When we went to the funeral service today, we arrived to find other neighbours stepping out of taxis, some already waiting by the church door. All talking, and swapping stories of Jean and how much we would miss her around the building. We all sat together in the church, and afterwards chatted over lunch and said goodbye to someone we will all genuinely miss having around in our lives. Pew after pew in the church was full of people from the building. Neighbours - and friends.
So, whenever anyone tells you that London life is one without neighbours, and without knowing the names behind the faces you see every day - tell them it's not always true - there's at least one building in Wapping where we do all know each other, look out for each other, and when it comes to it we all work together to make the building a great building to live in.

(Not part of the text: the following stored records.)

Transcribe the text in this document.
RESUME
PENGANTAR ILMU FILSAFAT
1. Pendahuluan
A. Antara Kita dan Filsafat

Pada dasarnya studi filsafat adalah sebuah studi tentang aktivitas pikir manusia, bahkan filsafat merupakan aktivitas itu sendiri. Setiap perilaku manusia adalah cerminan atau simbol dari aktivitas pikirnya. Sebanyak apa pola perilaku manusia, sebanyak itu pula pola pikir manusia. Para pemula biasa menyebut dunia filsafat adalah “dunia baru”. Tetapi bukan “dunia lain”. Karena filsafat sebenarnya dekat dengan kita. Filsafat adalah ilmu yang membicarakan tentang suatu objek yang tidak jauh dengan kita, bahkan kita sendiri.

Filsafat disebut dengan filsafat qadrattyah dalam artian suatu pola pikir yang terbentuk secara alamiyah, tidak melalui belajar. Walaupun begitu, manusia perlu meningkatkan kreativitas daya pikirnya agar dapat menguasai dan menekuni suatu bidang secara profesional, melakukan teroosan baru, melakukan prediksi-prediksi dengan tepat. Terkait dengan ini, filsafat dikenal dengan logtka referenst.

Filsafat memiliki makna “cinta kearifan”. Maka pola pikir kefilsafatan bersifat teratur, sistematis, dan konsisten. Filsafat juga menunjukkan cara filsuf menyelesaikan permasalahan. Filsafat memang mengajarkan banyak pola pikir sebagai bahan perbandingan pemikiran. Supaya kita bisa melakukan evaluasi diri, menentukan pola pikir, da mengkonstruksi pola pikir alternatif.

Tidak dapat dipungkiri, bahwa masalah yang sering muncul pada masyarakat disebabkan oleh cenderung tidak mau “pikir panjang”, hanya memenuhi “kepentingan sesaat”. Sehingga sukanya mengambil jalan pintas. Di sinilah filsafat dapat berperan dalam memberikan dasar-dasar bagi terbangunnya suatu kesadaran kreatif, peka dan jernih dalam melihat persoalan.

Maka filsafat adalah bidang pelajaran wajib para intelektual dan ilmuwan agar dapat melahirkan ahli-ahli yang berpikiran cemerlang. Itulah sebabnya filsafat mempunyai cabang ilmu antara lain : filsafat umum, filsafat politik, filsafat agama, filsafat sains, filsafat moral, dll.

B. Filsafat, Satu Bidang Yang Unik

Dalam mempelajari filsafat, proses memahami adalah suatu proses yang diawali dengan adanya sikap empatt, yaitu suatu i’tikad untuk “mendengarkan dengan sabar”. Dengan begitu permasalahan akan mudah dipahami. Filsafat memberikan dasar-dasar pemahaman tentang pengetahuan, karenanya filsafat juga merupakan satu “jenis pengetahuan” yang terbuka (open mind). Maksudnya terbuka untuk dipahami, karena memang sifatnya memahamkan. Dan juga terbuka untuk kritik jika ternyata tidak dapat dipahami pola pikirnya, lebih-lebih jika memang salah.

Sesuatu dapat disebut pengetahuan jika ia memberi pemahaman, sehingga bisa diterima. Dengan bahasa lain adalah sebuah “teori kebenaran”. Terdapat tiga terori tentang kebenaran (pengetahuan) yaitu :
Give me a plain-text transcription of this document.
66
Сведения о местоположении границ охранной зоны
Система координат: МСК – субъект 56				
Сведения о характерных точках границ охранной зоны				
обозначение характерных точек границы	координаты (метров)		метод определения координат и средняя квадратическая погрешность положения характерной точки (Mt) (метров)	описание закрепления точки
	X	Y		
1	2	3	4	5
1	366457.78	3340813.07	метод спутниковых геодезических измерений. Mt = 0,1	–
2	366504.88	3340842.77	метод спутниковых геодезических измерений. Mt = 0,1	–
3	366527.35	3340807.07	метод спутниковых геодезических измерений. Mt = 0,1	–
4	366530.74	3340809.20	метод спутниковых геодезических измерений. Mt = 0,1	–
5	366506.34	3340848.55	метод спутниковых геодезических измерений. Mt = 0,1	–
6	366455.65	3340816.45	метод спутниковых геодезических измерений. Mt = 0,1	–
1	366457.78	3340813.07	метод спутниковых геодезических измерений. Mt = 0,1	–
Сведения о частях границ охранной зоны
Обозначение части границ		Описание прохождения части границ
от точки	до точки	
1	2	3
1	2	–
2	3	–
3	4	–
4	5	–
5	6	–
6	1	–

Jean would've looked around the service today, and seen all the faces she saw around the building. All there to say goodbye to her, and show that we will all be around to help out the loving husband she leaves behind.
Funerals are desperately sad affairs - the only others I've ever been to before today were for relatives - but in a world where neighbours supposedly don't know each other, there was one church in Covent Garden proving that it's not always the case today...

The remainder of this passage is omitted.